After skin biopsies and blood draws galore, both Dermatologist and Rheumatologist had the same answer for me today: “We don’t really know what’s wrong with you.” The answer I totally expected to hear.

Derm says it’s either a “drug eruption” — an allergy to some medication I’m taking (although I haven’t taken any particular med regularly throughout this rash) or some hypersensitivity to something else going on in my body, most likely the Crohn’s. She can’t help me anymore on this one; I go back in three months for another mole check, but as far as the rash, she’s stumped.

Rheum says much the same — all of those blood tests ruled out the big players, like Lupus, RA, Still’s, and all of the nasty stuff. My liver and kidney functions are perfect. So whatever it is, it’s concentrating on my skin and joints. He also mentioned hypersensitivity, and that in 50% of these cases, they can narrow it down to a specific drug or medication. In the other 50% of cases, they never figure out what it is, and it goes away on its own.
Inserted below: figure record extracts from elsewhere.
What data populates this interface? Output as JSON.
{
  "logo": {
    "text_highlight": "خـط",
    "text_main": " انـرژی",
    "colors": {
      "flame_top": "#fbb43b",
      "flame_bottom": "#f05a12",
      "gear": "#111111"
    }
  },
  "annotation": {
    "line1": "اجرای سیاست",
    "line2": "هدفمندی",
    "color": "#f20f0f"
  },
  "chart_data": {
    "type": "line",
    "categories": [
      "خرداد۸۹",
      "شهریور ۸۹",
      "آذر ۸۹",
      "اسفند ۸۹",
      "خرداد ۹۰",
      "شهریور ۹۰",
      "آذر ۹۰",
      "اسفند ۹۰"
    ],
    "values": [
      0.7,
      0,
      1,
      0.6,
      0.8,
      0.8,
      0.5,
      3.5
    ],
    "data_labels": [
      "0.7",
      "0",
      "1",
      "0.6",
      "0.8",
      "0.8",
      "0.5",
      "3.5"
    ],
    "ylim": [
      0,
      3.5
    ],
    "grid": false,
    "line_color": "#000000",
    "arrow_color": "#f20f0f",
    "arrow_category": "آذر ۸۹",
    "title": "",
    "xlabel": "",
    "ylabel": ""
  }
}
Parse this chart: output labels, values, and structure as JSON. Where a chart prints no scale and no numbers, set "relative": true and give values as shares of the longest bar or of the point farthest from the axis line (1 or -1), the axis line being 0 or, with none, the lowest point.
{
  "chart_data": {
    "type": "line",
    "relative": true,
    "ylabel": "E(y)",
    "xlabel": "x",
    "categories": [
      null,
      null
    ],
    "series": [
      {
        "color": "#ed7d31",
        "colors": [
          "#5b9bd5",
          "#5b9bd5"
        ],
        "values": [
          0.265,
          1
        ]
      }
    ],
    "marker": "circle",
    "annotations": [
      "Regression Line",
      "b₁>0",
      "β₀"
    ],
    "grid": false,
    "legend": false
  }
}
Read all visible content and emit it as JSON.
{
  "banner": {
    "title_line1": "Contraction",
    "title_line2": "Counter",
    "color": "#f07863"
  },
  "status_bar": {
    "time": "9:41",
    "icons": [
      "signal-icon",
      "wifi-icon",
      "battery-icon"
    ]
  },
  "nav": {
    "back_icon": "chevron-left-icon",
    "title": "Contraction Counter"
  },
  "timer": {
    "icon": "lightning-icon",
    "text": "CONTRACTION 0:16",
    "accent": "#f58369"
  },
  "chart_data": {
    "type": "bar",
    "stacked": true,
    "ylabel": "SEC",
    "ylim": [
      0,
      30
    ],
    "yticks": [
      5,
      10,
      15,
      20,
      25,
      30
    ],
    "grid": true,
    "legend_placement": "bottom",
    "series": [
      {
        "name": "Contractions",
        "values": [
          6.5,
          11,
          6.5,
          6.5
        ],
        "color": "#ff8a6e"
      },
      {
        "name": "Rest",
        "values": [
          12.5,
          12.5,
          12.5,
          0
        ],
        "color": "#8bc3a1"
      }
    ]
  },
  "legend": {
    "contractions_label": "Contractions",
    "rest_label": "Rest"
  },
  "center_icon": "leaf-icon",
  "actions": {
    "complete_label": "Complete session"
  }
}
Since I refuse to take Prednisone, which is apparently his go-to move, he has no other options for treating me.

The rash is a little better these last couple of days, as is the joint swelling, so I’m hoping that the Crohn’s stuff I’m taking (an immunosuppressive) is starting to work — I’ve been on it for two weeks, and it apparently takes 2-3 weeks to build up to high enough levels in the body to start working. So fingers crossed that it keeps getting lighter.